Klinisch orientieren wir uns z.B. an der Diurese. So sollte die Stundendiurese mehr als etwa das halbe Körpergewicht betragen.

Diurese >0,5-1 ml/kg/h

Zusätzlich ist die Urinfarbe beim Nierengesunden ein guter Hinweis auf den Volumenstatus (dunkler “hochkonzentrierter” Urin).

Zeichen der Zentralisierung und Kreislaufreaktion runden unser klinisches Bild ab.

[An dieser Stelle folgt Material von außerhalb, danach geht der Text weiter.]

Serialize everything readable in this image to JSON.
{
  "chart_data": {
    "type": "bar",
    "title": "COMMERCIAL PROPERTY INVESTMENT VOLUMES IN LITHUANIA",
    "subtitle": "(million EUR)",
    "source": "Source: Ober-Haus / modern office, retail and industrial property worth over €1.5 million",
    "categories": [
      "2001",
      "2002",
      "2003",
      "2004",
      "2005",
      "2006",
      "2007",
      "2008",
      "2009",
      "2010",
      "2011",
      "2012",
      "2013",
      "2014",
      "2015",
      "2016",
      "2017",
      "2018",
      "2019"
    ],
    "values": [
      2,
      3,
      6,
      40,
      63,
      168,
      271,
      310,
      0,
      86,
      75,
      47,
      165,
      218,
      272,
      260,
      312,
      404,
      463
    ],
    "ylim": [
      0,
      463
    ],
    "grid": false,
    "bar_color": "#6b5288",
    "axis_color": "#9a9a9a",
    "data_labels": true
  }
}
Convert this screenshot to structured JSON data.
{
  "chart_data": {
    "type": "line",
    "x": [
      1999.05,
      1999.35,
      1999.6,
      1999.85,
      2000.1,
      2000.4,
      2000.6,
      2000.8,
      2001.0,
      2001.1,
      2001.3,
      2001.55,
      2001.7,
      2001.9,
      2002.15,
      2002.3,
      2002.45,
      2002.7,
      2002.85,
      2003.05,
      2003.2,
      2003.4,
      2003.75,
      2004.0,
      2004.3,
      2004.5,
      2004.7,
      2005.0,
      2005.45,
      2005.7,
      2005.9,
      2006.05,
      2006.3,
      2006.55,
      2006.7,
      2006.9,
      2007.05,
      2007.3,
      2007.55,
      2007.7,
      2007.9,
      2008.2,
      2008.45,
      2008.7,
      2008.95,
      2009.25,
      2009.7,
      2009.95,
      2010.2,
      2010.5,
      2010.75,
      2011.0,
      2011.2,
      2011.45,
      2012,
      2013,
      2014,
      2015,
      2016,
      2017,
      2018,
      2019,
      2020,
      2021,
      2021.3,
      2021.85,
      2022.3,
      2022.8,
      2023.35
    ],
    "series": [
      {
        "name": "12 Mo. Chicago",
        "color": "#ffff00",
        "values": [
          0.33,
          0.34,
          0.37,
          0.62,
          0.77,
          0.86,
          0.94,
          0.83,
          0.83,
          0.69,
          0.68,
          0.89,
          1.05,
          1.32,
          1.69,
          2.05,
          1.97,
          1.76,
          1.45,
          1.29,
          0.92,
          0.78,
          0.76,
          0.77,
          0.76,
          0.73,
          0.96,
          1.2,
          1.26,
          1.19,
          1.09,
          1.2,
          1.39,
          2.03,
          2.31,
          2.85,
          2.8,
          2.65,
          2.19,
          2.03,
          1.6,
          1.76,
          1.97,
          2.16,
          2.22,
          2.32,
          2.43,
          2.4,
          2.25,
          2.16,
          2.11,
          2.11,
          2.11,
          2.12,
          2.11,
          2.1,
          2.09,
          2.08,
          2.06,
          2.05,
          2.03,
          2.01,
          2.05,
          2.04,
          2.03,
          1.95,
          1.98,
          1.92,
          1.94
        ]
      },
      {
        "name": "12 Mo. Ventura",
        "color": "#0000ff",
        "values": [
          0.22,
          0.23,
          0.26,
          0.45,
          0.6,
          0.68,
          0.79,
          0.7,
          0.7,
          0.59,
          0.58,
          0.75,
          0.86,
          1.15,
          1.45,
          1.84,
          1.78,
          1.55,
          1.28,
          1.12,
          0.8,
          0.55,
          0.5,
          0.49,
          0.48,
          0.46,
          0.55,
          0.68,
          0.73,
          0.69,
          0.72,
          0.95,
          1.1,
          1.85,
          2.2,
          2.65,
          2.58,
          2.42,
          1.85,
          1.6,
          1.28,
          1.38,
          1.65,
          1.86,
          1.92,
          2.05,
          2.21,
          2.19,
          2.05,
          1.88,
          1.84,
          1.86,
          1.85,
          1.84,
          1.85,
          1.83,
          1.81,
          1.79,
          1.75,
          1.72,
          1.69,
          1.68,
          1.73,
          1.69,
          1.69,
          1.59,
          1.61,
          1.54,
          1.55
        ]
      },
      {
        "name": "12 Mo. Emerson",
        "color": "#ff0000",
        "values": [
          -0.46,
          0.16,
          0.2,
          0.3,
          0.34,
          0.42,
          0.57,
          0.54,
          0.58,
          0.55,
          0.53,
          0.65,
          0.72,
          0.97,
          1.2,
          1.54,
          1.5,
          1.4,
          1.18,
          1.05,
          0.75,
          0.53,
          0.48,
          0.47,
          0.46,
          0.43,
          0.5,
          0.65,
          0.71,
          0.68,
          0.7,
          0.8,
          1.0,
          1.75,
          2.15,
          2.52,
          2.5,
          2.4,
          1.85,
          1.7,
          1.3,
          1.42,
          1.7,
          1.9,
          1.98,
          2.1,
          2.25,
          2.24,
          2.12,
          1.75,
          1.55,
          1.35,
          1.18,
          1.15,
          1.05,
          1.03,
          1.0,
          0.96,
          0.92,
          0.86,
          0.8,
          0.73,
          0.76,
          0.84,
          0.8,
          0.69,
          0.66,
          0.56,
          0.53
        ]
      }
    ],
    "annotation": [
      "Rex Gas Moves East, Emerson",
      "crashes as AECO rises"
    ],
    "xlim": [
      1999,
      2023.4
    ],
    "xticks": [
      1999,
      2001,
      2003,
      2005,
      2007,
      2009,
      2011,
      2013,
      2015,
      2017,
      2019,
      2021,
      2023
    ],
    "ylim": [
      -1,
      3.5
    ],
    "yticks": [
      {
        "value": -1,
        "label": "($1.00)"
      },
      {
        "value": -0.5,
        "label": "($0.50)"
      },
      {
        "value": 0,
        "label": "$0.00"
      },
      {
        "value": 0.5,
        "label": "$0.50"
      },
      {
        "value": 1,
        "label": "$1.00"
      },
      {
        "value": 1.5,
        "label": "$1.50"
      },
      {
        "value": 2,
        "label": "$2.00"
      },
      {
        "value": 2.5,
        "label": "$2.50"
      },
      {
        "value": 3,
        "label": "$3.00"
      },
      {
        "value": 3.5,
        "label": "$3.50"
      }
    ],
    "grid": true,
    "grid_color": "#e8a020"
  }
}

So sind kalte Extremitäten mit erhöhter Rekapillarisierungszeit (>3 s) und Marmorierung auch Zeichen der Hypovolämie. Der “passive leg-raise test” fällt positiv aus, wenn auf passives Anheben der Beine (fälschlich gern mal “Autotransfusion” genannt) die Herzfrequenz sinkt und/ oder der Blutdruck steigt.

Apparatemedizinisch sehen wir beim normorhythmischen Patienten einen arterial swing mit einer Schlagvolumenvarianz (SVV) über 10%, im Labor ist ein moderat erhöhtes Lactat Ausdruck peripherer Mikrozirkulationsstörungen mit partiell anaerober Energiegewinnung.